Rossinis „Petite Messe solennelle“ in St. Ingbert

Chormusik auf hohem Niveau

Mit der Aufführung von Gioachino Rossinis Petite Messe solennelle präsentierte der LeibnizChor St. Ingbert am 14. Juni 2026 ein Werk, das gleichermaßen musikalische Präzision, Ausdruckskraft und Ausdauer verlangt. Der Konzertabend erwies sich als eindrucksvoller Beleg für das hohe Leistungsniveau des Chores und seiner Mitwirkenden. Bereits in den ersten Takten wurde deutlich, dass die rund 55 Sängerinnen und Sänger bestens vorbereitet waren. Der Chor überzeugte durch einen homogenen Gesamtklang, sichere Intonation und eine bemerkenswerte Transparenz in den vielschichtigen Chorsätzen Rossinis. Besonders beeindruckend war die Ausgewogenheit zwischen den einzelnen Stimmgruppen: Die Klangfülle des großen Ensembles ging nie auf Kosten der Durchhörbarkeit. Vielmehr gelang es dem Chor, die feinen dynamischen Abstufungen und die charakteristischen Wechsel zwischen kontemplativer Innigkeit und opernhafter Dramatik überzeugend herauszuarbeiten.

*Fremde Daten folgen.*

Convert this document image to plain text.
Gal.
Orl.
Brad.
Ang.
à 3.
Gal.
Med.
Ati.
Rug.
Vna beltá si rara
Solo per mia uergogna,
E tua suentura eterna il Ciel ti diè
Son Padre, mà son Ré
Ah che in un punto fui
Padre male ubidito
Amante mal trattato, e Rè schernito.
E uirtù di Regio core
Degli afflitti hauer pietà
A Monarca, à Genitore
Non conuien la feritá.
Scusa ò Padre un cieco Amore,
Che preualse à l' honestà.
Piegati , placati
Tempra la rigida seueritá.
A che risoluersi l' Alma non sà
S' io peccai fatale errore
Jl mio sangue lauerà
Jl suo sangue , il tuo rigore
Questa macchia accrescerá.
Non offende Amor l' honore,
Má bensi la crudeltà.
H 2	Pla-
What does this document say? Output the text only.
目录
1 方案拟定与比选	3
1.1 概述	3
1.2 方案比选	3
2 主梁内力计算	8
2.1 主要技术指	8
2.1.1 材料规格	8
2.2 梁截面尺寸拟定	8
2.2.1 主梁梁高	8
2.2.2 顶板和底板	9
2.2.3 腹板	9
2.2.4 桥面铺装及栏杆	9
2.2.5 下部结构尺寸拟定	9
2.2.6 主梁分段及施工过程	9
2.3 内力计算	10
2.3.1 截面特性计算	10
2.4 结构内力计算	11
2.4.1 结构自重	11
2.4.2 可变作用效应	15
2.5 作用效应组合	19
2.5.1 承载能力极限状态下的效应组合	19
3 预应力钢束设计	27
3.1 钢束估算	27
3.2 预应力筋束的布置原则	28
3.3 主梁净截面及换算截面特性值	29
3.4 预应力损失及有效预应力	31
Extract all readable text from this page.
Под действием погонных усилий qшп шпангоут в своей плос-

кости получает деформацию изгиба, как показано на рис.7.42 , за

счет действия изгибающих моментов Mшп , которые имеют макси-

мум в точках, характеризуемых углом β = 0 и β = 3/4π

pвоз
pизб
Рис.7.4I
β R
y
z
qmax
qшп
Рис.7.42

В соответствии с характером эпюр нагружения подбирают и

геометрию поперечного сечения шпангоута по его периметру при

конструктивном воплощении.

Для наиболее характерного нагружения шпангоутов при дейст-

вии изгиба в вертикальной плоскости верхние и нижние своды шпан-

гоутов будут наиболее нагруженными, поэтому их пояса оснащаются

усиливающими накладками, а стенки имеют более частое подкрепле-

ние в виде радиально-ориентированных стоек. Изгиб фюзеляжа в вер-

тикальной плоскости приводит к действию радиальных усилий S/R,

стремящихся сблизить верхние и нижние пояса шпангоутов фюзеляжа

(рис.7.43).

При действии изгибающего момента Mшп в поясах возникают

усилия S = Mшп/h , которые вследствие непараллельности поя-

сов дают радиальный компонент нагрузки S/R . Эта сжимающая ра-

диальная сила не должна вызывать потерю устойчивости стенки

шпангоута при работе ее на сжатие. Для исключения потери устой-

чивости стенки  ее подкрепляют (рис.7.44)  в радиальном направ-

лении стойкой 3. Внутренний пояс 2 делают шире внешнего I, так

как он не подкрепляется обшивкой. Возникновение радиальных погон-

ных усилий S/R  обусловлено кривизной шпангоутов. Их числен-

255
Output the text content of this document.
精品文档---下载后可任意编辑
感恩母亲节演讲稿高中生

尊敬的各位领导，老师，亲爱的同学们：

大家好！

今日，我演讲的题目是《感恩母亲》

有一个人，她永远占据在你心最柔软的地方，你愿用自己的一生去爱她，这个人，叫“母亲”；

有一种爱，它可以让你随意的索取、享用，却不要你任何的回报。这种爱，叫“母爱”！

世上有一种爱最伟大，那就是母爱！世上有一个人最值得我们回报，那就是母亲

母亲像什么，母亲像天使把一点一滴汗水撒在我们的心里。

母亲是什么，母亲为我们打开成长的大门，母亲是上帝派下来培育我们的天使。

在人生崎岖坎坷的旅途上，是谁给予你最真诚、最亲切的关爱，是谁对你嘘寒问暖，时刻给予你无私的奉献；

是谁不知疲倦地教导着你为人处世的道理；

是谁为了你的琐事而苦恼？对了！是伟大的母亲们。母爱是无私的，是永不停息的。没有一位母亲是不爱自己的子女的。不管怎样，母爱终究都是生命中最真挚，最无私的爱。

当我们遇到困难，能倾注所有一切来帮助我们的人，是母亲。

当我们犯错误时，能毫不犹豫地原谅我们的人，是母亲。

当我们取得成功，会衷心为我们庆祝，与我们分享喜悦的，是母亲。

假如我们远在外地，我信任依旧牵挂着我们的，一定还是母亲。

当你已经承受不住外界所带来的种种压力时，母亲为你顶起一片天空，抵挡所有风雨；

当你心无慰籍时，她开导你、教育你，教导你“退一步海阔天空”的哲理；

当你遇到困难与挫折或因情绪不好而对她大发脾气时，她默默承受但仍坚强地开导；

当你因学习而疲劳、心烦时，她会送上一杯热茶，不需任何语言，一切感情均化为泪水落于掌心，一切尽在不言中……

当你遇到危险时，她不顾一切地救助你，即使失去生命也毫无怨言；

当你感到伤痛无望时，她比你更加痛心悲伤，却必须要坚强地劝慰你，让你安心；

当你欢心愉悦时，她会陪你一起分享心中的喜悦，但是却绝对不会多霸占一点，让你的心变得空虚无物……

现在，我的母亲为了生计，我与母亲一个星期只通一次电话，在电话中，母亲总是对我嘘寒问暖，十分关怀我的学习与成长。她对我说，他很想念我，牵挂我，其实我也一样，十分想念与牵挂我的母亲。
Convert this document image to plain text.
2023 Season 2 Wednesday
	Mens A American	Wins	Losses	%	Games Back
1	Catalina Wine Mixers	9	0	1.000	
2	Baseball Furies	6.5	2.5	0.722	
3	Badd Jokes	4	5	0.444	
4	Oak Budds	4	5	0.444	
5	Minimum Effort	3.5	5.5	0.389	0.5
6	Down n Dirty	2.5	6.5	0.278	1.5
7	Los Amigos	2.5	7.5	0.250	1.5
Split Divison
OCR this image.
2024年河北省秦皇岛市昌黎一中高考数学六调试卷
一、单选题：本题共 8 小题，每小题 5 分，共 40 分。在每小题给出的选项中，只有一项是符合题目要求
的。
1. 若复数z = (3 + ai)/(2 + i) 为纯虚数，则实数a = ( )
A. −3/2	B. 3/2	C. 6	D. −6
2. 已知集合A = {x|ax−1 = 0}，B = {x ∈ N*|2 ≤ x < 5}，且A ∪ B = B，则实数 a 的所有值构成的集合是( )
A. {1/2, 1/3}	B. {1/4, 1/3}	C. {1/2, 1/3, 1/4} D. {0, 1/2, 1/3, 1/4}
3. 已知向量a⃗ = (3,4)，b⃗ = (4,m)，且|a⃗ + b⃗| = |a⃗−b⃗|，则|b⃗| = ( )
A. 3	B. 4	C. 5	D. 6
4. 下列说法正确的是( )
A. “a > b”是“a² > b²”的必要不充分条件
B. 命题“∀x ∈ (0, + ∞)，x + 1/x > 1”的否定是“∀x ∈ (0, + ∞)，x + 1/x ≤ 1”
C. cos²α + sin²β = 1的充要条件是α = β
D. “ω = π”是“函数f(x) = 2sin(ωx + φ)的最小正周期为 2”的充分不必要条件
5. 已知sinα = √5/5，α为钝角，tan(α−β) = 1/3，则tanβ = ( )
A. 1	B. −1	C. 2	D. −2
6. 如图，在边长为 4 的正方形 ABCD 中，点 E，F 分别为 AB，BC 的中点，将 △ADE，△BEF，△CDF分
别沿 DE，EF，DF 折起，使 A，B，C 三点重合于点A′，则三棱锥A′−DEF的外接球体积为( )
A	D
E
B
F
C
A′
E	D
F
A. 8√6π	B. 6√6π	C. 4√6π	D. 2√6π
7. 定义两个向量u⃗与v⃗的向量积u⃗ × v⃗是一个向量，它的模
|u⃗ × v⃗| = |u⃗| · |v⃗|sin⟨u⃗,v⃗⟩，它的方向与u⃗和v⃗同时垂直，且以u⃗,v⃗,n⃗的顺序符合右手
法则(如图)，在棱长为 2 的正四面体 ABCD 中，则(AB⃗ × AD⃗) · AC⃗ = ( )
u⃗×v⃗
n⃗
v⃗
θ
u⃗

Die Solisten: Angela Lösch, Alt, Lisa Bebelaar, Sopran, Patrick Schnur, Tenor, Sebastian Gros, Bariton, erfüllten ihre anspruchsvollen solistischen Parts, die Rossini für sie vorgesehen hat, mit großer Souveränität. Ebenso wirkten die Ensemblepassagen ausgewogen und musikalisch geschlossen. Entscheidenden Anteil am Konzerterlebnisses hatten die Instrumentalisten: Eri Takeguchi am Harmonium, die sensibel durch die schwierigsten Passagen führte, und Thomas Betz am Klavier. Seine Interpretation ging weit über die Rolle einer Instrumentalbegleitung hinaus. Es gelang ihm, die Differenziertheit der einzelnen musikalischen Elemente des Werks aufzuzeigen. Von der ersten bis zur letzten Note erwies er sich als musikalischer Motor für die Gesamtgestaltung. Besonders hervorzuheben ist die konzentrierte Gestaltung der großen Chorabschnitte des Gloria und Credo, in denen rhythmische Präzision und klangliche Geschlossenheit eindrucksvoll zur Geltung kamen. Gleichzeitig gelang es den Ausführenden, den lyrischen und meditativen Momenten ausreichend Raum zu geben. Dadurch entstand jene besondere Spannung, die Rossinis Alterswerk auszeichnet und es zu einem der faszinierendsten geistlichen Werke des 19. Jahrhunderts macht.

Einen wesentlichen Anteil an diesem Erfolg hat Chorleiter Timo Uhrig. Seit nunmehr vierzehn Jahren formt und entwickelt er den LeibnizChor kontinuierlich weiter und hat ihn sowohl qualitativ als auch quantitativ auf ein bemerkenswertes Niveau geführt. Sein unaufgeregtes, ruhiges und bisweilen heiter wirkendes Dirigat vermittelte den Mitwirkenden jederzeit Sicherheit und Orientierung. Ohne große Gesten, aber mit klarer musikalischer Vorstellung führte er Chor, Solisten und Instrumentalisten souverän durch die vielgestaltige Partitur. Die Aufführung wirkte dadurch durchweg geschlossen und überzeugend; die Balance zwischen technischer Präzision und emotionalem Ausdruck blieb stets gewahrt. Der langanhaltende Beifall des Publikums bestätigte den Erfolg dieses Konzertabends. Mit ihrer Interpretation der Petite Messe solennelle setzte der LeibnizChor St. Ingbert ein eindrucksvolles Zeichen seines musikalischen Könnens und bescherte den Zuhörern ein ebenso anspruchsvolles wie berührendes Konzerterlebnis.